Now… you asked a personal question about our interfaith household. And yes, my wife did not grow up Christian. I think it’s fair to say that she grew up in a Hindu family, but not in a particularly religious family in either direction. In fact, when I met my wife, we were both… I would consider myself an agnostic or an atheist, and that’s what I think she would’ve considered herself as well.

Everybody has to come to their own arrangement here. The way that we’ve come to our arrangement is she’s my best friend, we talk to each other about this stuff. So we decided to raise our kids Christian. Our two oldest kids who go to school, they go to a Christian school. Our eight-year-old did his first communion about a year ago. That’s the way that we have come to our arrangement.

But… Thank you. My eight-year-old was also very proud of his first communion. Thank you, guys. I’ll tell him that Ole Miss wishes him the best. But I think everybody has to have this own conversation when you’re in a marriage. It’s true for friends of mine who are in Protestant and Catholic marriages, friends of mine who are in atheist and Christian marriages. You just gotta talk to your…

The only advice I can give is you’ve just gotta talk to the person that God has put you with and you’ve gotta make those decisions as a family unit. For us, it works out. Now most Sundays, Usha will come with me to church. As I’ve told her and I’ve said publicly and I’ll say now in front of 10,000 of my closest friends, do I hope eventually that she is somehow moved… by the same thing that I was moved in by church? Yeah.

I honestly do wish that, because I believe in the Christian gospel, and I hope eventually my wife comes to see it the same way. But if she doesn’t, then God says everybody has free will, and so that doesn’t cause a problem for me. That’s something you work out with your friends, with your family, with the person that you love. Again, one of the most important Christian principles is that you respect free will.

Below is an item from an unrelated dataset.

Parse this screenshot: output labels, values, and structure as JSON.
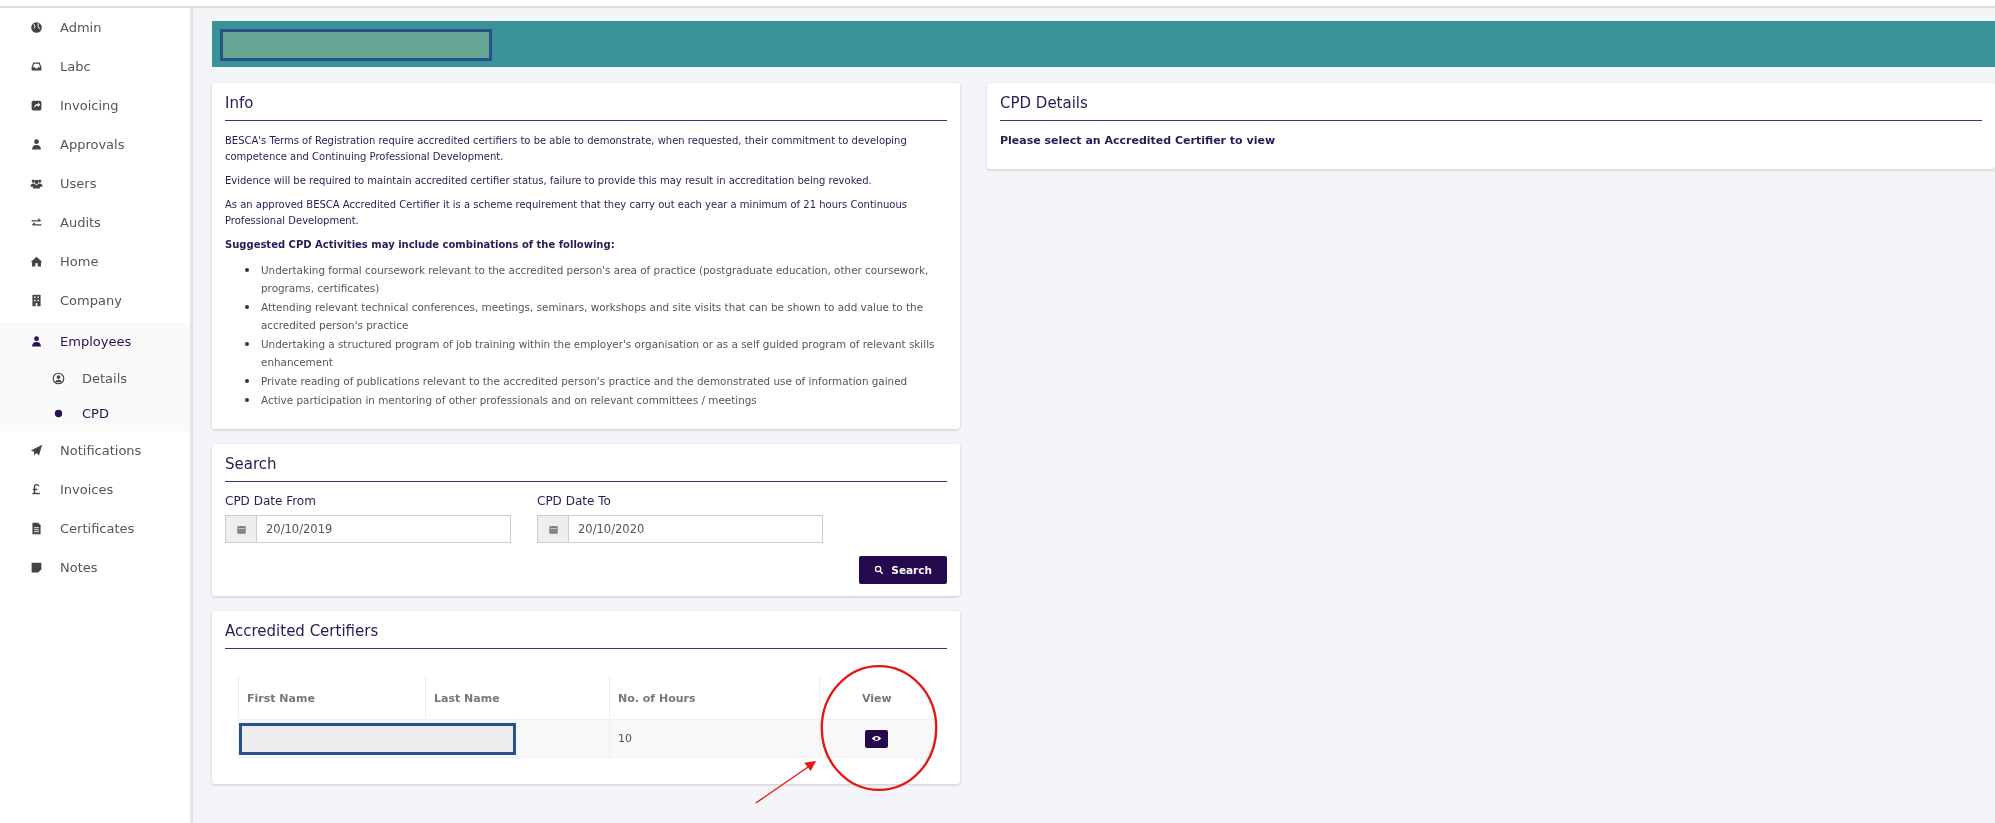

Usha’s closer to the priest who baptized me than maybe I am. They talk about this stuff. My attitude is you figure this stuff out as a family, and you trust in God to have a plan, and you try to follow it as best as you can. And that’s what I try to do.

I wanna make a final point. So, I don’t wanna cut you off. I wanna be respectful to all the people behind you in line. But I wanna make this point about immigration, okay? If you ask the question, what is the exact right number of immigrants for the United States to let in, it is just very specific on the context.

If you go back to the 1920s, the United States passed an immigration reform act that effectively cut down immigration to close to zero for 40 years in this country. And what happened over those 40 years? The many people who had come from many different foreign countries and different foreign cultures, they assimilated into American culture, and there was an expectation that they would assimilate into American culture.

I think we have two problems in our immigration system today, and my guess is you’re probably a slightly more leftist political persuasion, liberal political persuasion, maybe not, but here’s the thing. I remember back in my establishment GOP days when I was still very early getting involved in Republican politics, I remember a conservative think-tank person who told me that one of the reasons why immigration was really good is that if you had enough diversity in a country, people would mistrust each other and they wouldn’t join labor unions. Okay?

So, when I see a lot of left-wing people who theoretically support organized labor saying, “We need to flood the country with a limitless number of immigrants,” they’re unwilling to set any limitations on it, my response to that is, “You are destroying the very social trust on which American freedom and prosperity was built.” And that is really important to me.

So, the honest answer to your question, what is the exact number of immigrants America should accept in the future, right now the answer is far less than we’ve been accepting. We have gotta become a common community again, and you can’t do that when you have such high numbers of immigration, which is one of the reasons why we have the immigration policy we do. Thank you.